310 Use the scan script given in the specified text file.
311 .PP
312 The "wizard" switches are intended for experimentation with JPEG. If you
313 don't know what you are doing, \fBdon't use them\fR. These switches are
314 documented further in the file wizard.txt.
315 .SH EXAMPLES
316 .LP
317 This example compresses the PPM file foo.ppm with a quality factor of
318 60 and saves the output as foo.jpg:
319 .IP
320 .B cjpeg \-quality
321 .I 60 foo.ppm
322 .B >
323 .I foo.jpg
324 .SH HINTS
325 Color GIF files are not the ideal input for JPEG; JPEG is really intended for
326 compressing full-color (24-bit) images. In particular, don't try to convert
327 cartoons, line drawings, and other images that have only a few distinct
328 colors. GIF works great on these, JPEG does not. If you want to convert a
329 GIF to JPEG, you should experiment with
330 .BR cjpeg 's
331 .B \-quality
332 and
333 .B \-smooth
334 options to get a satisfactory conversion.
335 .B \-smooth 10
336 or so is often helpful.
337 .PP
338 Avoid running an image through a series of JPEG compression/decompression
339 cycles. Image quality loss will accumulate; after ten or so cycles the image
340 may be noticeably worse than it was after one cycle. It's best to use a
341 lossless format while manipulating an image, then convert to JPEG format when
342 you are ready to file the image away.
343 .PP
344 The
345 .B \-optimize
346 option to
347 .B cjpeg
348 is worth using when you are making a "final" version for posting or archiving.

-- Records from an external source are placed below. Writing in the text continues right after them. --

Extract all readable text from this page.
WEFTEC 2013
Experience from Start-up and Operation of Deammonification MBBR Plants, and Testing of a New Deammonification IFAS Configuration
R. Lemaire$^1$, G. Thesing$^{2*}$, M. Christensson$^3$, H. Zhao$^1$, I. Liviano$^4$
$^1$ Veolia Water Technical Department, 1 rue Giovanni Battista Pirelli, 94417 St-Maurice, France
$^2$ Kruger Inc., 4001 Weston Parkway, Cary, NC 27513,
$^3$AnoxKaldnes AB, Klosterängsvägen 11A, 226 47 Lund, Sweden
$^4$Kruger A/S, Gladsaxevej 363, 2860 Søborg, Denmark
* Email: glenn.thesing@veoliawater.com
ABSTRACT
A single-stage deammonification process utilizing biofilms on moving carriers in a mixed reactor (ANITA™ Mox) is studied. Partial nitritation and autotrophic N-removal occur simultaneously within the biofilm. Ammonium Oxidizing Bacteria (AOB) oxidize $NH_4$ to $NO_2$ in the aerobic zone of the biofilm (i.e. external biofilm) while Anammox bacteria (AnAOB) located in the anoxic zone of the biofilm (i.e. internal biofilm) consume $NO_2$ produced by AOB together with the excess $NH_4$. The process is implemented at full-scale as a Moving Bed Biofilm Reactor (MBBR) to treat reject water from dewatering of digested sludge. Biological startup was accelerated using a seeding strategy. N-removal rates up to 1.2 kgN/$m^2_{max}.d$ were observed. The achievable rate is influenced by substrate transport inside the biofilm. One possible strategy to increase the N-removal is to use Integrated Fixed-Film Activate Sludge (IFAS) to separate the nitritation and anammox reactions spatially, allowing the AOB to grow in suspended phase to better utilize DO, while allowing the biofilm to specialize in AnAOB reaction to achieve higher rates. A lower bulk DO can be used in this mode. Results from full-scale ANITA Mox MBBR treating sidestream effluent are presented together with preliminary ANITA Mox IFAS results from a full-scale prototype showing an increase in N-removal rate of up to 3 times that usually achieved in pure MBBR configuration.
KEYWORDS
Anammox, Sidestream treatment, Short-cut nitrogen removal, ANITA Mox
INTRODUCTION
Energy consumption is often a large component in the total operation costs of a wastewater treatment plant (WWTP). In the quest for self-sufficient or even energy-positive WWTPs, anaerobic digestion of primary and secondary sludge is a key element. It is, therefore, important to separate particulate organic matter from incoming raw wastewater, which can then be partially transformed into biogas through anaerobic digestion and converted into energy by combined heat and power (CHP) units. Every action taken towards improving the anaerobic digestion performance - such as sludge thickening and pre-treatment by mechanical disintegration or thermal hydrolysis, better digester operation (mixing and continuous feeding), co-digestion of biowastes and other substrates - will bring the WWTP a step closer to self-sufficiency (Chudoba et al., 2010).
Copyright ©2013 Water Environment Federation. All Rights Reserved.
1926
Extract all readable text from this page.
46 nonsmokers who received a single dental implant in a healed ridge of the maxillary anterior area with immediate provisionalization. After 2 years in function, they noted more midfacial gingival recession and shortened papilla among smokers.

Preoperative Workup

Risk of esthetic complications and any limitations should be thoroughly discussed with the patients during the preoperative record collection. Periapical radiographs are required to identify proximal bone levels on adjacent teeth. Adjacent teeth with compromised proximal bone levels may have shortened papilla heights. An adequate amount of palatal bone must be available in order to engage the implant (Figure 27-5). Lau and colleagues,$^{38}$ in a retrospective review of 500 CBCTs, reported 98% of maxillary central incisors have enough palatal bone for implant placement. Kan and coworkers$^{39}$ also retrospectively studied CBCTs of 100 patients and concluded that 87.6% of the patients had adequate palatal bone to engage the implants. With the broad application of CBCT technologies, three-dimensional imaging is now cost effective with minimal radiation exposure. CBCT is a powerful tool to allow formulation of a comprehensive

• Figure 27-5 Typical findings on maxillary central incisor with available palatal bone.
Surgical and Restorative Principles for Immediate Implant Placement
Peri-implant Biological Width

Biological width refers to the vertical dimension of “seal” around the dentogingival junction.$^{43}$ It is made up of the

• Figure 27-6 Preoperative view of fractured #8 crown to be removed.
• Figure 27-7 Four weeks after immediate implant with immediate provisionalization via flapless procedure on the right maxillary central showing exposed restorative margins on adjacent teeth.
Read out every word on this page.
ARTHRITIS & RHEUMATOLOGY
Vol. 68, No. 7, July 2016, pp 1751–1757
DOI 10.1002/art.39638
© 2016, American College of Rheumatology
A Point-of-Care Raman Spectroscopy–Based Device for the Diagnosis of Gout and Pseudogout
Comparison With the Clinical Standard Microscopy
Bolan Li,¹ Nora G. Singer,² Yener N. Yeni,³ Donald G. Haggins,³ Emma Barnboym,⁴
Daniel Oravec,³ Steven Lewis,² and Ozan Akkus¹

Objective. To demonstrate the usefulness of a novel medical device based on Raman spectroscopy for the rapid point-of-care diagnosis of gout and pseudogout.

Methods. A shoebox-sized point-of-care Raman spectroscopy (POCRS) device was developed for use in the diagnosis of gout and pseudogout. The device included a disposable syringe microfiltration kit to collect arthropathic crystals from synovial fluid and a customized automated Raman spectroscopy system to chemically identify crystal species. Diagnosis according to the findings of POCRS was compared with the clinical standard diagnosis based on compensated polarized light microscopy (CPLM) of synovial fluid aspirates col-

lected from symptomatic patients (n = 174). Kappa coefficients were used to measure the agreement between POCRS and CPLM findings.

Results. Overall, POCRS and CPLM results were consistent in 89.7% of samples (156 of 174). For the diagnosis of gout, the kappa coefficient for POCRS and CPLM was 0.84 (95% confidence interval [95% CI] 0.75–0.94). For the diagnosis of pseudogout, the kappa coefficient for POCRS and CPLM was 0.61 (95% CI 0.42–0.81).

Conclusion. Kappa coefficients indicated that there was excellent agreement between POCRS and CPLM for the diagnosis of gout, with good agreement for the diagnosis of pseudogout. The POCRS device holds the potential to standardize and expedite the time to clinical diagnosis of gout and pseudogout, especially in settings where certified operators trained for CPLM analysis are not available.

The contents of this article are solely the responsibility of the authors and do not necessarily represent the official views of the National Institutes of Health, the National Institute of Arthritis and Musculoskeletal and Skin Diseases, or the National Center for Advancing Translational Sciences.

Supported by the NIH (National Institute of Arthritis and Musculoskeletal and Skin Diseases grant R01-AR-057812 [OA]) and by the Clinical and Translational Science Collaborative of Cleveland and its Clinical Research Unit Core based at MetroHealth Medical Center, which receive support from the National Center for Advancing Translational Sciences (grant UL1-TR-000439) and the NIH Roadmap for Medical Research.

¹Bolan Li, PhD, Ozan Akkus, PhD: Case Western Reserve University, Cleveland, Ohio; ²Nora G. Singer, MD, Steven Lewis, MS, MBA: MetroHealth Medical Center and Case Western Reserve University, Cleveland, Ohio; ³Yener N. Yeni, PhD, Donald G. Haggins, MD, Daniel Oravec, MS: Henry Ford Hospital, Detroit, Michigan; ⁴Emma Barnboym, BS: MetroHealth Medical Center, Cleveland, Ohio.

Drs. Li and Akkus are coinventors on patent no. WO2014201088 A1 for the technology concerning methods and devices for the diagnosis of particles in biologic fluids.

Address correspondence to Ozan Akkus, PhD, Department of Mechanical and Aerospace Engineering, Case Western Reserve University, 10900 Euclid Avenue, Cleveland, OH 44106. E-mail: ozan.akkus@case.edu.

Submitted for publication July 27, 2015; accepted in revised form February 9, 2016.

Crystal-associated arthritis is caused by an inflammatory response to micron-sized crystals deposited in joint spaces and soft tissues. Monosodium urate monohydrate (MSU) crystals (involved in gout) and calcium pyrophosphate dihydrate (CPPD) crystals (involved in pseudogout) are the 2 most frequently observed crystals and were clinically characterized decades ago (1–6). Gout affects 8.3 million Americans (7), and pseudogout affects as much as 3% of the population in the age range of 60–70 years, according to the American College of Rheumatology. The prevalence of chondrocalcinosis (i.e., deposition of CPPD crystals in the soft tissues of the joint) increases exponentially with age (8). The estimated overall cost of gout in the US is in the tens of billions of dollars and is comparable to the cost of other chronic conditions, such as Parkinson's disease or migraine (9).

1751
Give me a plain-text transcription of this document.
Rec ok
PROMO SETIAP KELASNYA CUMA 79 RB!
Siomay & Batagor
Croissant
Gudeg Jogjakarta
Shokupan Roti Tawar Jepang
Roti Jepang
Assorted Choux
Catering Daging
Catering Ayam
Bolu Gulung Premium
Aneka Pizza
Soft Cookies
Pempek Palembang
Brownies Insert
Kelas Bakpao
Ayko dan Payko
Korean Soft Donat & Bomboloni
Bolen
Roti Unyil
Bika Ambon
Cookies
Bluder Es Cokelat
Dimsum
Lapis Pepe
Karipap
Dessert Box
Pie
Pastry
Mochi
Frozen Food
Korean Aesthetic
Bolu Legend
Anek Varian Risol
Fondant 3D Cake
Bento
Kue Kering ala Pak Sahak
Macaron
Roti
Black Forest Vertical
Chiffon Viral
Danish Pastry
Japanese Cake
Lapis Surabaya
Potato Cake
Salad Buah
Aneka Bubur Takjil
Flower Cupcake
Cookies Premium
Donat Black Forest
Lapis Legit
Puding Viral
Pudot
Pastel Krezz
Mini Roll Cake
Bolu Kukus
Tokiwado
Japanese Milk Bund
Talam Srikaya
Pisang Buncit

349 It's also a win when you are using low quality settings to make very small
350 JPEG files; the percentage improvement is often a lot more than it is on
351 larger files. (At present,
352 .B \-optimize
353 mode is always selected when generating progressive JPEG files.)
354 .SH ENVIRONMENT
355 .TP
356 .B JPEGMEM
357 If this environment variable is set, its value is the default memory limit.
358 The value is specified as described for the
359 .B \-maxmemory
360 switch.
361 .B JPEGMEM
362 overrides the default value specified when the program was compiled, and
363 itself is overridden by an explicit
364 .BR \-maxmemory .
365 .SH SEE ALSO
366 .BR djpeg (1),
367 .BR jpegtran (1),
368 .BR rdjpgcom (1),
369 .BR wrjpgcom (1)
370 .br
371 .BR ppm (5),
372 .BR pgm (5)
373 .br
374 Wallace, Gregory K. "The JPEG Still Picture Compression Standard",
375 Communications of the ACM, April 1991 (vol. 34, no. 4), pp. 30-44.
376 .SH AUTHOR
377 Independent JPEG Group
378 .SH BUGS
379 Not all variants of BMP and Targa file formats are supported.
380 .PP
381 The
382 .B \-targa
383 switch is not a bug, it's a feature. (It would be a bug if the Targa format
384 designers had not been clueless.)